Rep. Salud Carbajal, SLO Mayor Heidi Harmon rally crowd in support of Carrizo Plain
For Kelda Wilson and her three children, Lance, Haley and Jada, visits to the Carrizo Plain National Monument are a fond family tradition — one they are ready to defend.
It’s what inspired them to join well over 100 people — including U.S. Rep. Salud Carbajal, retired Congresswoman Lois Capps and San Luis Obispo Mayor Heidi Harmon — at a rally Saturday at Mission Plaza to show support for the national monument located on the eastern edge of SLO County.
“We go out every spring to the Carrizo. It’s a ritual,” Wilson said.
It’s a ritual that could be under threat.
Interior Secretary Ryan Zinke is reviewing the protection status of seven national monuments, including the Carrizo Plain, at the request of President Donald Trump, who has called the designations “another egregious abuse of federal power.”
Saturday’s speakers discussed the importance of the plain — popular for its spring wildflower bloom, among other things — to San Luis Obispo County financially, recreationally, environmentally and culturally.
Pat Veesart, who has lived on the monument for 15 years, disputes Trump’s characterization of the monument designation as a government land grab.
“It was a long process,” he said. “It was a public process. It was not a land grab.”
Veesart also noted the monument is a refuge for several endangered species, more than anywhere else in the lower 48 states.
“This is the last hurrah for a whole suite of species,” he said.
The plain is also home to sacred Native American sites. Violet Cavanaugh, vice chair of the Northern Chumash Tribal Council, said she and several others spent the recent summer solstice praying at Painted Rock, considered one of the best examples of Native American rock art in the world and one of her tribe’s most sacred spaces.
“If you’ve ever wondered what the Creator looks like, all you have to do is go look at the wildflowers or at Painted Rock,” she said.
Harmon said the plain brings substantial tourism revenue to the city, but also provides “respite from the hustle and bustle of daily life.”
Capps discussed the bipartisan origin of the plain’s monument designation, beginning with a bill she co-sponsored along with former Republican Congressman Bill Thomas, a predecessor of Republican House Majority Leader Kevin McCarthy.
“If Bill Thomas could do it, why can’t Kevin McCarthy?” Capps said to the crowd.
Capps’ own successor from the 24th Congressional District, which encompasses San Luis Obispo and Santa Barbara counties, Rep.

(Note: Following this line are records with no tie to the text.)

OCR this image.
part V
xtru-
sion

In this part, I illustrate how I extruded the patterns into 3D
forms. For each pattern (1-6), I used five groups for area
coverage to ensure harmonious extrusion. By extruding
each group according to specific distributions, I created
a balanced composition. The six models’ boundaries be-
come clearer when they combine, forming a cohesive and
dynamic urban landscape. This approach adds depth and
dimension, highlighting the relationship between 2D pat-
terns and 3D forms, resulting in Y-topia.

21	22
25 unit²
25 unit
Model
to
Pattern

Carbajal, was the final speaker Saturday.
He discussed visiting the plain two weeks ago. Though it was 100 degrees at the time, “the beauty and majestic sight overshadowed the discomfort of the temperature,” he said.
The congressman told the crowd he wrote a letter to Zinke asking him to protect the Carrizo Plain’s monument designation.
Carbajal said next he plans to send Zinke a canvass picture of the plain “to remind him what we are talking about when we say this place is special.”